Formar opinião sobre este assunto, como de resto com outros que nos dizem tangencialmente respeito, implica “calçarmos os sapatos do outro”, uma metáfora comum, por vezes até poética, sem deixar de ser política.
O que assistimos numa suposta marcha-lenta de taxistas da passada semana foi a uma dupla sabotagem. Uma sabotagem ao trabalho de uma empresa exclusivamente privada, com fins lucrativos e sem benefícios próprios das que prestam serviço público, e que ao contrário dos táxis segue as regras do mercado, tão desregrado. Foi uma sabotagem com agressões reais a funcionários das empresas Uber ou Cabify no aeroporto Humberto Delgado. A outra sabotagem foi uma auto-sabotagem. Uma marcha que tinha um determinado percurso preparado dentro das regras, viu-se sabotada pelos marchantes que revelaram, no mínimo e para não repetir o que não devia ter nunca saído da boca de gente que lida com público, uma profunda ignorância sobre as regras básicas da cidadania, quer estas se refiram a comportamentos em sociedade quer da forma como actuam as corporações, os seus representantes e defensores nos órgãos próprios, em regimes não ditatoriais nem monopolistas.
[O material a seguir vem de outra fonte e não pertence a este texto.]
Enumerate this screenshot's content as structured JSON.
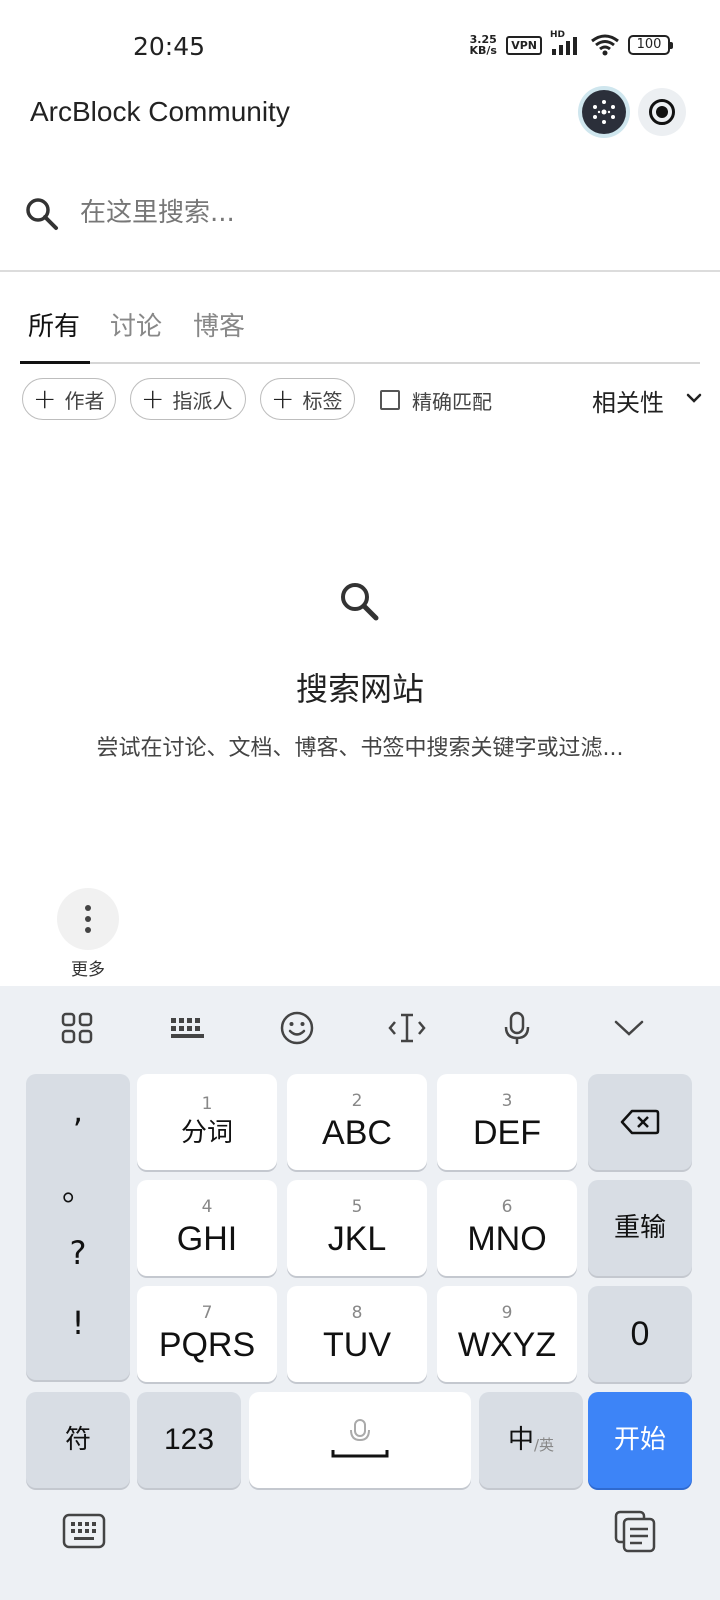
{
  "status_bar": {
    "time": "20:45",
    "net_speed_value": "3.25",
    "net_speed_unit": "KB/s",
    "vpn_label": "VPN",
    "signal_label": "HD",
    "battery": "100"
  },
  "app_bar": {
    "title": "ArcBlock Community"
  },
  "search": {
    "placeholder": "在这里搜索..."
  },
  "tabs": [
    {
      "label": "所有",
      "active": true
    },
    {
      "label": "讨论",
      "active": false
    },
    {
      "label": "博客",
      "active": false
    }
  ],
  "filters": {
    "chips": [
      {
        "label": "作者"
      },
      {
        "label": "指派人"
      },
      {
        "label": "标签"
      }
    ],
    "exact_match_label": "精确匹配",
    "exact_match_checked": false,
    "sort_label": "相关性"
  },
  "empty_state": {
    "title": "搜索网站",
    "description": "尝试在讨论、文档、博客、书签中搜索关键字或过滤..."
  },
  "more_button": {
    "label": "更多"
  },
  "keyboard": {
    "toolbar_icons": [
      "apps-grid-icon",
      "keyboard-layout-icon",
      "emoji-icon",
      "cursor-icon",
      "microphone-icon",
      "collapse-chevron-icon"
    ],
    "punctuation": [
      ",",
      "。",
      "?",
      "!"
    ],
    "keys": [
      {
        "num": "1",
        "label": "分词"
      },
      {
        "num": "2",
        "label": "ABC"
      },
      {
        "num": "3",
        "label": "DEF"
      },
      {
        "num": "4",
        "label": "GHI"
      },
      {
        "num": "5",
        "label": "JKL"
      },
      {
        "num": "6",
        "label": "MNO"
      },
      {
        "num": "7",
        "label": "PQRS"
      },
      {
        "num": "8",
        "label": "TUV"
      },
      {
        "num": "9",
        "label": "WXYZ"
      }
    ],
    "reinput_label": "重输",
    "zero_label": "0",
    "symbols_label": "符",
    "numbers_label": "123",
    "lang_main": "中",
    "lang_alt": "/英",
    "go_label": "开始",
    "accent_color": "#3d84f7"
  }
}
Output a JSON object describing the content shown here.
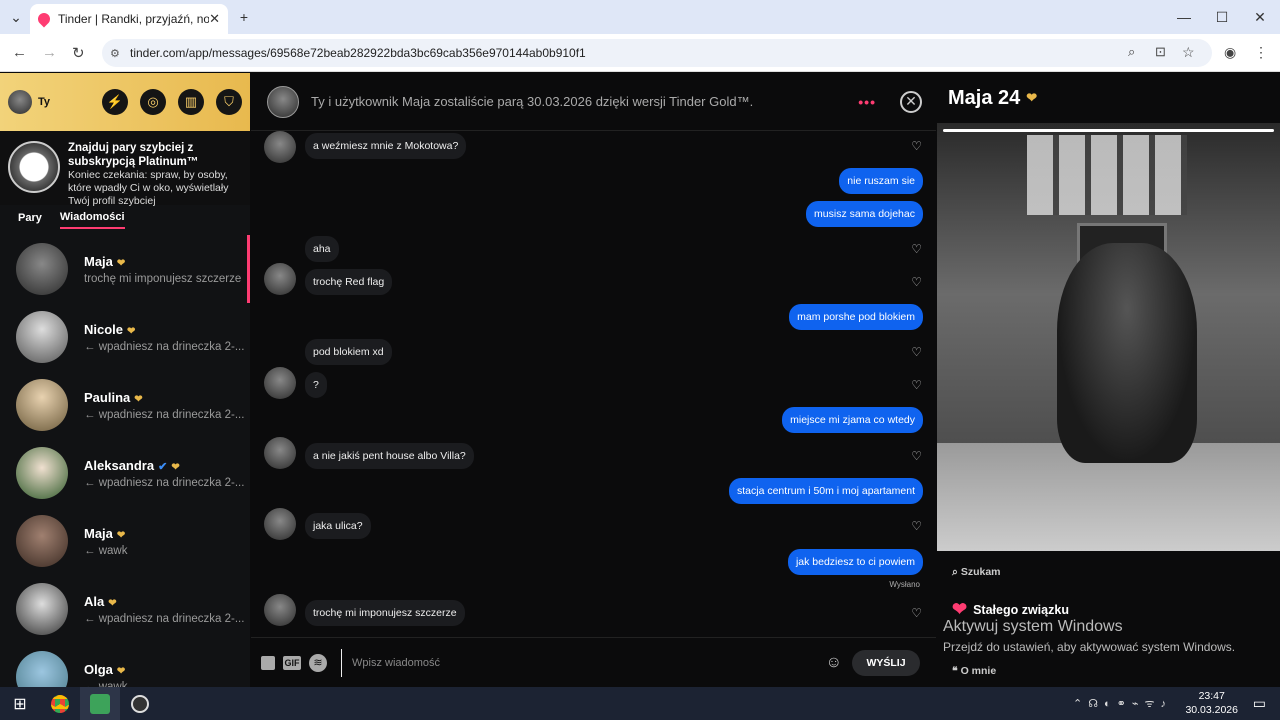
{
  "browser": {
    "tab_title": "Tinder | Randki, przyjaźń, nowe",
    "url": "tinder.com/app/messages/69568e72beab282922bda3bc69cab356e970144ab0b910f1"
  },
  "sidebar": {
    "user_label": "Ty",
    "promo_title": "Znajduj pary szybciej z subskrypcją Platinum™",
    "promo_text": "Koniec czekania: spraw, by osoby, które wpadły Ci w oko, wyświetlały Twój profil szybciej",
    "tabs": [
      {
        "label": "Pary"
      },
      {
        "label": "Wiadomości"
      }
    ],
    "matches": [
      {
        "name": "Maja",
        "preview": "trochę mi imponujesz szczerze"
      },
      {
        "name": "Nicole",
        "preview": "← wpadniesz na drineczka 2-..."
      },
      {
        "name": "Paulina",
        "preview": "← wpadniesz na drineczka 2-..."
      },
      {
        "name": "Aleksandra",
        "preview": "← wpadniesz na drineczka 2-..."
      },
      {
        "name": "Maja",
        "preview": "← wawk"
      },
      {
        "name": "Ala",
        "preview": "← wpadniesz na drineczka 2-..."
      },
      {
        "name": "Olga",
        "preview": "← wawk"
      }
    ]
  },
  "chat": {
    "header_text": "Ty i użytkownik Maja zostaliście parą 30.03.2026 dzięki wersji Tinder Gold™.",
    "messages": [
      {
        "text": "a weźmiesz mnie z Mokotowa?",
        "dir": "in"
      },
      {
        "text": "nie ruszam sie",
        "dir": "out"
      },
      {
        "text": "musisz sama dojehac",
        "dir": "out"
      },
      {
        "text": "aha",
        "dir": "in"
      },
      {
        "text": "trochę Red flag",
        "dir": "in"
      },
      {
        "text": "mam porshe pod blokiem",
        "dir": "out"
      },
      {
        "text": "pod blokiem xd",
        "dir": "in"
      },
      {
        "text": "?",
        "dir": "in"
      },
      {
        "text": "miejsce mi zjama co wtedy",
        "dir": "out"
      },
      {
        "text": "a nie jakiś pent house albo Villa?",
        "dir": "in"
      },
      {
        "text": "stacja centrum i 50m i moj apartament",
        "dir": "out"
      },
      {
        "text": "jaka ulica?",
        "dir": "in"
      },
      {
        "text": "jak bedziesz to ci powiem",
        "dir": "out"
      },
      {
        "text": "trochę mi imponujesz szczerze",
        "dir": "in"
      }
    ],
    "sent_label": "Wysłano",
    "input_placeholder": "Wpisz wiadomość",
    "gif_label": "GIF",
    "send_label": "WYŚLIJ"
  },
  "profile": {
    "name_age": "Maja 24",
    "looking_label": "Szukam",
    "looking_value": "Stałego związku",
    "about_label": "O mnie"
  },
  "windows": {
    "watermark_title": "Aktywuj system Windows",
    "watermark_text": "Przejdź do ustawień, aby aktywować system Windows.",
    "time": "23:47",
    "date": "30.03.2026"
  }
}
Pareceu-me que mais do que a marcha-lenta, simbólica em várias formas de contestação que pretendam reunir simpatizantes com as causas, ficará para o futuro o efeito desta auto-sabotagem. Talvez até leve a alterações no relacionamento dos que, por várias razões e com interesses diferentes, se puseram à partida e de forma irredutível do lado dos que, afinal, só conseguiram passar a ideia de quererem continuar a ser um monopólio. E sim falo de um partido político que oscila entre princípios que umas vezes, sobretudo quando está no poder, flexibiliza e, noutros, quando representa uma espécie de acionista de quem interessa manter a quota, se mostra tão firme. Uma bota que vou querer ver como vai descalçar.
De volta ao calçado, então, importa recordar que a palavra sabotagem vem precisamente de um movimento de contestação que, para lá de todo o direito que num estado livre e democrático é até saudável que se possa manifestar, revela uma desadequação ao que, no fundo, é mesmo o interesse geral de acompanhar o progresso da humanidade, em nome de uma instalada posição conquistada. Sabotagem vem da palavra francesa sabot que designa precisamente um tipo de calçado, as socas de madeira. Os episódios que lhe deram origem têm uma interessante semelhança, com a relativa distância do tempo, com os desta marcha-lenta. É que na Europa Central da revolução industrial os trabalhadores oriundos das zonas rurais que foram trabalhar para as fábricas e se aperceberam de que a máquina iria substituir o trabalho braçal para que estavam preparados e onde ganhavam em competência usavam as suas socas de madeira para encravar as máquinas e parar a produção. Assuntos assim tratados com os pés normalmente não têm grande efeito para os que os praticam. A não ser no futebol, claro, mas até aí é preciso usar bem a cabeça.
Até para a semana.

Cláudia Sousa Pereira (crónica na radio diana)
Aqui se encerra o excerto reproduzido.